En diciembre de 1977 en las páginas del diario La Nación se publicó una lista de nombres que exhibía el alcance de la desaparición de personas. No fue producto de una investigación periodística sino del registro que desde fines de 1975 hacían les familiares de las víctimas. “Por causa de esa lista el gobierno no pudo decir que no había desaparecidos”, diría años después Emilio Mignone. Esas nóminas fueron el primer paso de un método: dejar escrito lo que ocurría en papeles capaces de comenzar el áspero camino que podía llevar a la justicia, acopiar los nombres propios y las circunstancias, hacerlos atravesar pasillos, mostradores, ventanillas, indiferencias, dejarlos tallados en la burocracia estatal, también en la más hostil, insistir hasta que algún funcionarie judicial moviera el expediente de un cajón a otro, volver a empezar.
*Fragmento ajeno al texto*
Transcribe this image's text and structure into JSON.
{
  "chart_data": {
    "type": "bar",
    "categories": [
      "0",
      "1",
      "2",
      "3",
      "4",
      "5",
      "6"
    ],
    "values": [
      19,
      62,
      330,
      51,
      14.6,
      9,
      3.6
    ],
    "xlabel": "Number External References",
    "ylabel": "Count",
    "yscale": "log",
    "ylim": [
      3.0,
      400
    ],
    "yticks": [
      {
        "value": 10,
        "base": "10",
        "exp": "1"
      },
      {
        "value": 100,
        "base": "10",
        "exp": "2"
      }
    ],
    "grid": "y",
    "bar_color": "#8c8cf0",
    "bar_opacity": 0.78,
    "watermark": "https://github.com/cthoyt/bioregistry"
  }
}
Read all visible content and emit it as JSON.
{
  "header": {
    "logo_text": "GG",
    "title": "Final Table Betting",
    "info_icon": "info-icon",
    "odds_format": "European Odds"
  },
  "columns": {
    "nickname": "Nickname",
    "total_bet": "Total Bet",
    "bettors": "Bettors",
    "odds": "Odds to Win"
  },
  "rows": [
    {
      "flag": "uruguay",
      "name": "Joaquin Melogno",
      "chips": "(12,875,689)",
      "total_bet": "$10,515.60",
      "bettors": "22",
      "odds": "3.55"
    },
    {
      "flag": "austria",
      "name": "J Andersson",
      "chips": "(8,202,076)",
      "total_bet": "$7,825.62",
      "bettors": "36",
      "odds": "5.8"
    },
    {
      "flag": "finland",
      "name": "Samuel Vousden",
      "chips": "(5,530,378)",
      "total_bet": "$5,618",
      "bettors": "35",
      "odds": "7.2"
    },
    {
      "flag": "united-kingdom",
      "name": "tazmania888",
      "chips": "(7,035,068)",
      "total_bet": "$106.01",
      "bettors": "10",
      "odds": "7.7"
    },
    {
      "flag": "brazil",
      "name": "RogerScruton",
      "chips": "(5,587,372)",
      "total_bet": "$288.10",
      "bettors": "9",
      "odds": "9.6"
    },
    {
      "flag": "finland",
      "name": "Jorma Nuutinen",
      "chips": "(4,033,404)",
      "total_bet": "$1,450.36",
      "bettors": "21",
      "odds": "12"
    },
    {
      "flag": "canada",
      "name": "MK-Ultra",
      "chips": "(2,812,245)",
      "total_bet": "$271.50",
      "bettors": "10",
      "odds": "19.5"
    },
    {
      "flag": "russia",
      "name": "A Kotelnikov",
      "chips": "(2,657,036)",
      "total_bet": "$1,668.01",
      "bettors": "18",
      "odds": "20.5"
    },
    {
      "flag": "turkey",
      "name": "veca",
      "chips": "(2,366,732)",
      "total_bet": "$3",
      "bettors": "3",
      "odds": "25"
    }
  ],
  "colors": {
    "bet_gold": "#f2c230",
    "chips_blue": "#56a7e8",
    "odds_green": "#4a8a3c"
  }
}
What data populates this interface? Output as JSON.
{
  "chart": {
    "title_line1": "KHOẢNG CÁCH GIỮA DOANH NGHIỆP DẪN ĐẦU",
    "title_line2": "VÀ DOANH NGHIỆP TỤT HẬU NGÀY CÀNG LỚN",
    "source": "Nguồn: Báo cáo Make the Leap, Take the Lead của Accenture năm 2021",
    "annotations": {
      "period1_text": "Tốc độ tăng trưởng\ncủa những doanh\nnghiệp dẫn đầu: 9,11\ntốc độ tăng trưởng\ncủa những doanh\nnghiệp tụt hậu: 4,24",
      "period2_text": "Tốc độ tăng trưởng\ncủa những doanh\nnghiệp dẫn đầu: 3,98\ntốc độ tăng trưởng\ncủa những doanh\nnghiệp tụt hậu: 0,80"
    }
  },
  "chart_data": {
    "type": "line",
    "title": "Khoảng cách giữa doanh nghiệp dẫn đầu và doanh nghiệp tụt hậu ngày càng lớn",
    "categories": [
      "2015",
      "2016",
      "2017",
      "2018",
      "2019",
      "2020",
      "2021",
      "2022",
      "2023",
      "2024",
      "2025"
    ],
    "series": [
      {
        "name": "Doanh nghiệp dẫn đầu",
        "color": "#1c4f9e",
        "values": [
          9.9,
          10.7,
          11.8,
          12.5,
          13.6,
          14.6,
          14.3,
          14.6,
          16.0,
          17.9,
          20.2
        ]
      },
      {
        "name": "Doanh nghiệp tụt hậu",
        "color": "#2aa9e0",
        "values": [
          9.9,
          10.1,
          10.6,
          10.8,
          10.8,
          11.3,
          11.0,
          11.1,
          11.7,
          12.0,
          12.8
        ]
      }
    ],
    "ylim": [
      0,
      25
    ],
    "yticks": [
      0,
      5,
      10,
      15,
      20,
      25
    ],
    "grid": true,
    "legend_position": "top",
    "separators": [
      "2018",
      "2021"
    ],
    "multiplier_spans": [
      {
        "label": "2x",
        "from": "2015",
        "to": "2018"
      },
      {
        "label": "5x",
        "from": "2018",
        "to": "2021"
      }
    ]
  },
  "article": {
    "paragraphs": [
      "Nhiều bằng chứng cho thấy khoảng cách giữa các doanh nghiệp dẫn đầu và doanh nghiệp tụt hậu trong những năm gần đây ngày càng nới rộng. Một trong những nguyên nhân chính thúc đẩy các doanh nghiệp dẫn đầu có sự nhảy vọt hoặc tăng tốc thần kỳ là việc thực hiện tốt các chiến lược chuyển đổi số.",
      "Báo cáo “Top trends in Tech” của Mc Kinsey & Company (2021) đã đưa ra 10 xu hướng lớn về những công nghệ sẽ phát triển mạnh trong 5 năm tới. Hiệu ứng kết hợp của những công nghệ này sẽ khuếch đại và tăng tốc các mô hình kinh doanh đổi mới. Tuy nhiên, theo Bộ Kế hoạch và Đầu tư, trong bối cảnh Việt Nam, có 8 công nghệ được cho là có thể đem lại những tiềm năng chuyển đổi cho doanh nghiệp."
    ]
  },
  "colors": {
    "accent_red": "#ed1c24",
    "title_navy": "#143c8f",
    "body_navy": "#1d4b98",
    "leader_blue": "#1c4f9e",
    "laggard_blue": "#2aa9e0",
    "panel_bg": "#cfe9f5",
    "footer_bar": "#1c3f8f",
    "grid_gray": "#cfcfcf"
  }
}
Mónica, 24 años, fue secuestrada en la casa que compartía con sus padres, Emilio Mignone y Angélica Sosa de Mignone. Augusto María, hijo de Augusto Conte y Laura Jordán de Conte, fue desaparecido por la Armada mientras hacía el servicio militar obligatorio. Liliana, hija de Alfredo Galletti y Élida Bussi de Galletti, fue desaparecida cuando tenía 31 años. Gustavo José, hijo de Boris Pasik y Elena Dubrovsky, fue desaparecido cuando tenía 19 años. Gustavo, hijo de José Federico Westerkamp y Ángela Muruzábal de Westerkamp, fue detenido, torturado y estuvo preso siete años y medio. Alejandra, 19 años, hija de Carmen Aguiar de Lapacó y Rodolfo Lapacó, estuvo secuestrada junto con su madre y nunca recuperó la libertad. Noemí Fiorito de Labrune no tenía familiares biológicos víctimas del terrorismo de Estado pero sí había cuidado a Leticia Veraldi, detenida desaparecida a los 17 años. Todes les hijos eran militantes. Todes les adultes fundaron el Centro de Estudios Legales y Sociales, hace ahora 40 años.
La documentación de las denuncias, el esfuerzo por explicar el funcionamiento del método represivo, el trabajo internacional para saltear el laberinto interno y la presión sobre el Poder Judicial fueron las estrategias para luchar contra la impunidad del terrorismo de Estado.
Con el final de la dictadura, estos caminos también resultaron potentes para documentar, investigar y buscar justicia por las violaciones de los derechos humanos cometidas en democracia, aunque ya no como parte de un plan sistemático. Al mismo tiempo, se abrió el escenario para incidir en las políticas
públicas y aportar a la construcción de un Estado cada vez más democrático.
Hoy, somos parte de los movimientos que en todo el mundo lucha por los derechos.
Por la dignidad, por el derecho a organizarse, a participar, a protestar, a migrar, a la justicia, a la igualdad.
En cada instante este movimiento es historia, presente y futuro. Por eso es imparable.